PHILADELPHIA — Seven years removed from perhaps the most famous moment of his star-crossed career, Noah Syndergaard is going to be back on the mound in the World Series — and starting another Game 3, at that.
He will pitch for the Phillies against the Astros on Monday night with the series even at one win apiece as it shifts to Citizens Bank Park, where an inevitably rowdy crowd awaits.
This specific stage is one on which Syndergaard has experience. It was Game 3 in the 2015 World Series, the first at Citi Field, when he was a fresh-faced, flamethrowing rookie, that Syndergaard last was here. His first pitch to the Royals that night flew to the backstop, up and in on Alcides Escobar, a known first-pitch swinger who on that occasion ended up on his butt in the batter’s box. When Kansas City players expressed displeasure with that approach, Syndergaard said afterward, “If the Royals have a problem with me throwing inside, they can meet me 60 feet, 6 inches away.”
Syndergaard has done and been through a lot since then. He dealt with a bunch of injuries, including missing effectively all of 2020-21 after Tommy John surgery; decided to leave the Mets, who wanted him back; signed a one-year contract with the Angels last offseason and got traded to the Phillies in August. Along the way, he lost much of the zip on that trademark fastball, turning him into a back-of-the-rotation option late this year.
“Seven years just seems like a long time ago,” Syndergaard, still only 30 years old, said Sunday. “I was just a very naive rookie at the time. I’ve had a lot of baseball under my belt since then to mature and to accumulate some experience. I’ve been in this scenario before. I think the Phillies have been in this scenario before.”
As they are now, the Phillies were knotted at 1-1 in the NLDS against Atlanta and in the NLCS against San Diego when they got to go home. They won all of those games in both series, a 5-0 record.
As they try to stay perfect, Syndergaard is unlikely to pitch long Monday. Phillies manager Rob Thomson estimated he’ll “probably” max out at around three or four innings. That is largely because Syndergaard hasn’t made a true, full start since mid-September. When he got the ball in Game 4 against Atlanta, he went three innings, facing 10 batters.
“If he’s throwing the ball well and he’s not rusty and he’s sharp, we’ll keep going as long as he feels good,” Thomson said.
Syndergaard said: “I could go for as long as they will allow me to. Now is the time as ever to empty the tanks . . . So I’ll go as long as they will allow me.”
In facing the Astros twice during his time in the AL West this year, Syndergaard had mixed results. He tossed 5 1/3 shutout innings in an April game but got knocked around for three runs and three hits (and four walks) in four innings in a July rematch.

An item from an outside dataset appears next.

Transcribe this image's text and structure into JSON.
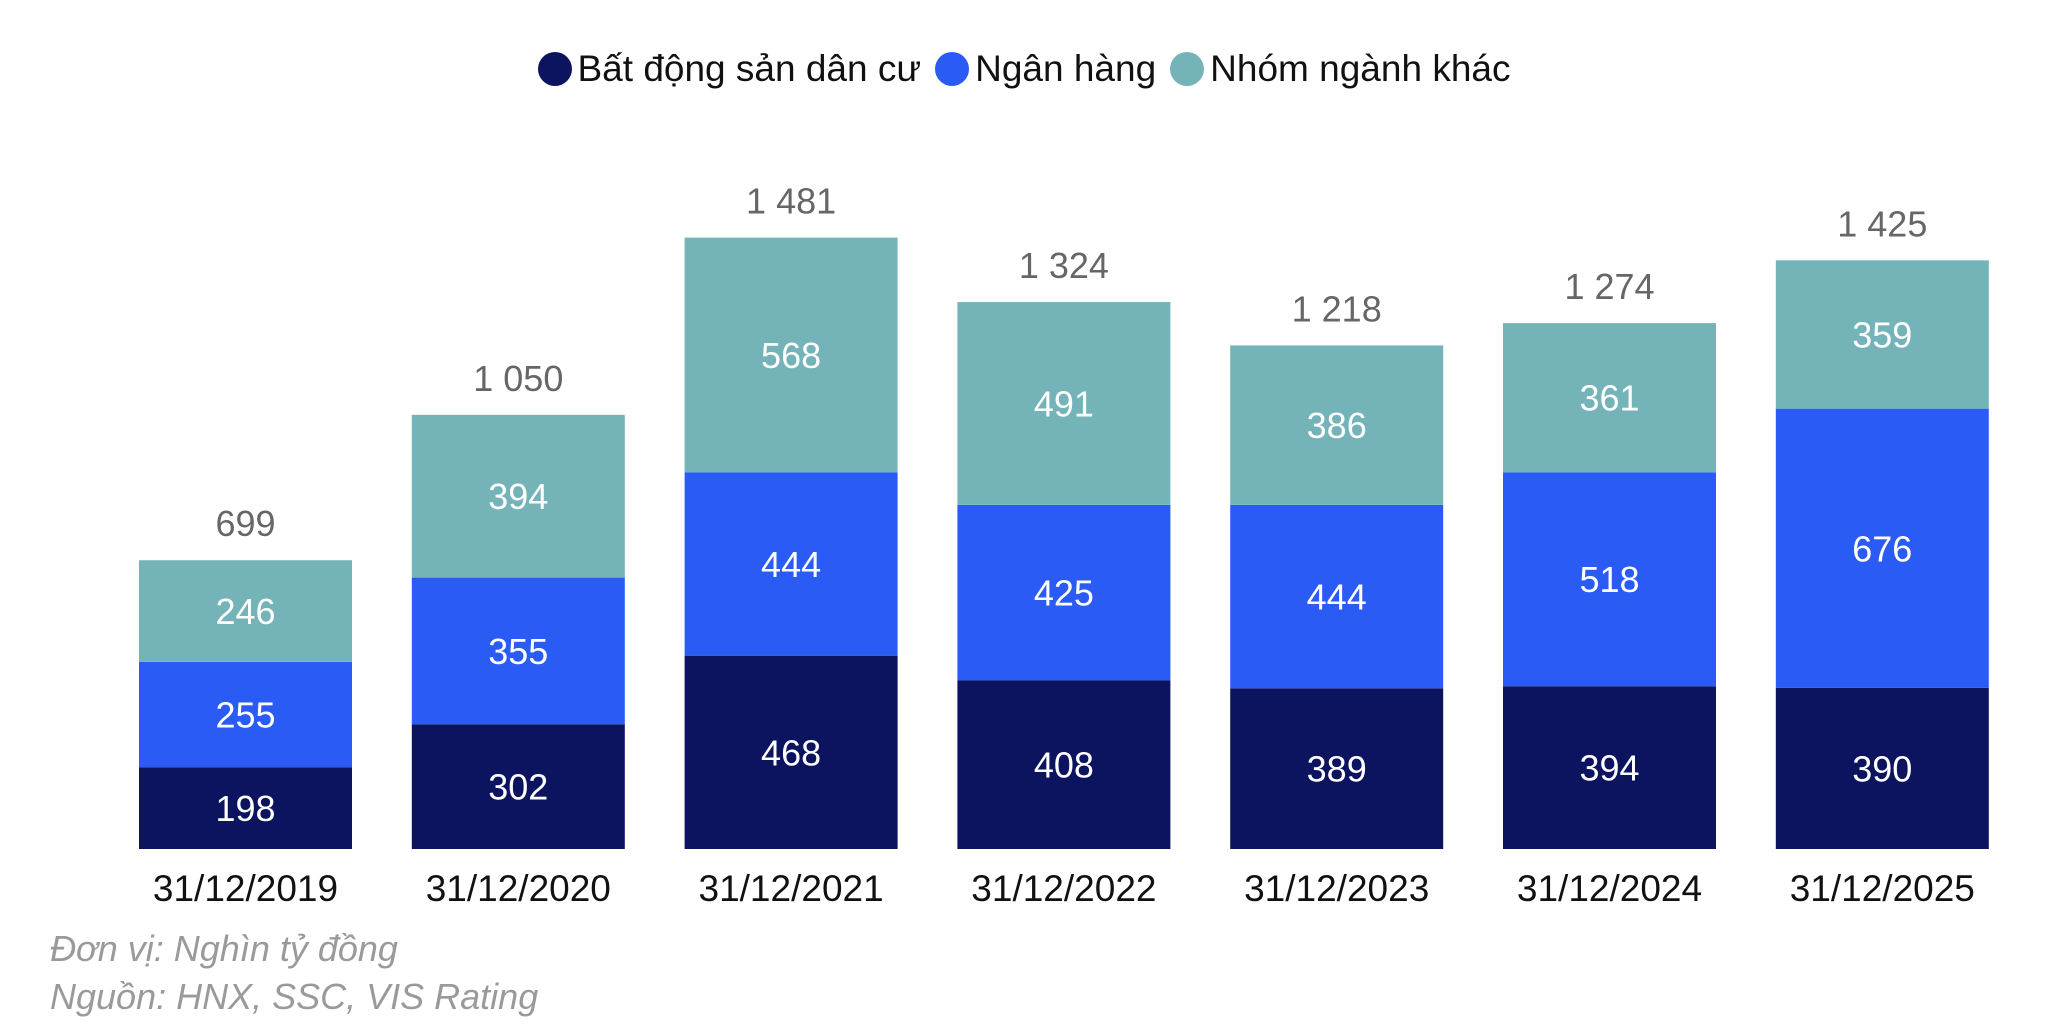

Notably, his free pass problem lessened late. He walked 2.5 batters per nine innings with the Angels, 1.5 with the Phillies.
“The challenges are that it seems like he’s gotten his command together,” Astros manager Dusty Baker said. “You know, he has a very good slider, changeup. He’s pitching more now than he was before when he was just a power pitcher when he was with the Mets, when he was, like, overpowering people . . . He’s more of a complete pitcher than he was before.”
Syndergaard said: “I’m just focusing on being who I can be. I’m not trying to get outside my realm of a pitcher. I definitely learned a lot and feel like I’ve evolved as a pitcher, not just a thrower, over the course of this year.”
Going with Syndergaard for Game 3 was the result of some rejiggering — and aggressive managing — by the Phillies and Thomson. All season, including in the NLCS, lefthander Ranger Suarez was the No. 3 starter. Syndergaard was a backup. But because Thomson used Suarez for two outs and 11 pitches in Game 1 against Houston, helping the Phillies steal a win after falling behind big early, they opted to hold him back until Game 4. The extra day of rest will afford him a better chance of pitching deeper.
“We’re going to be using the bullpen and I have a lot of confidence in everybody out of that bullpen,” Thomson said. “So they will be, we’ll be grinding on ’em a little bit for sure.”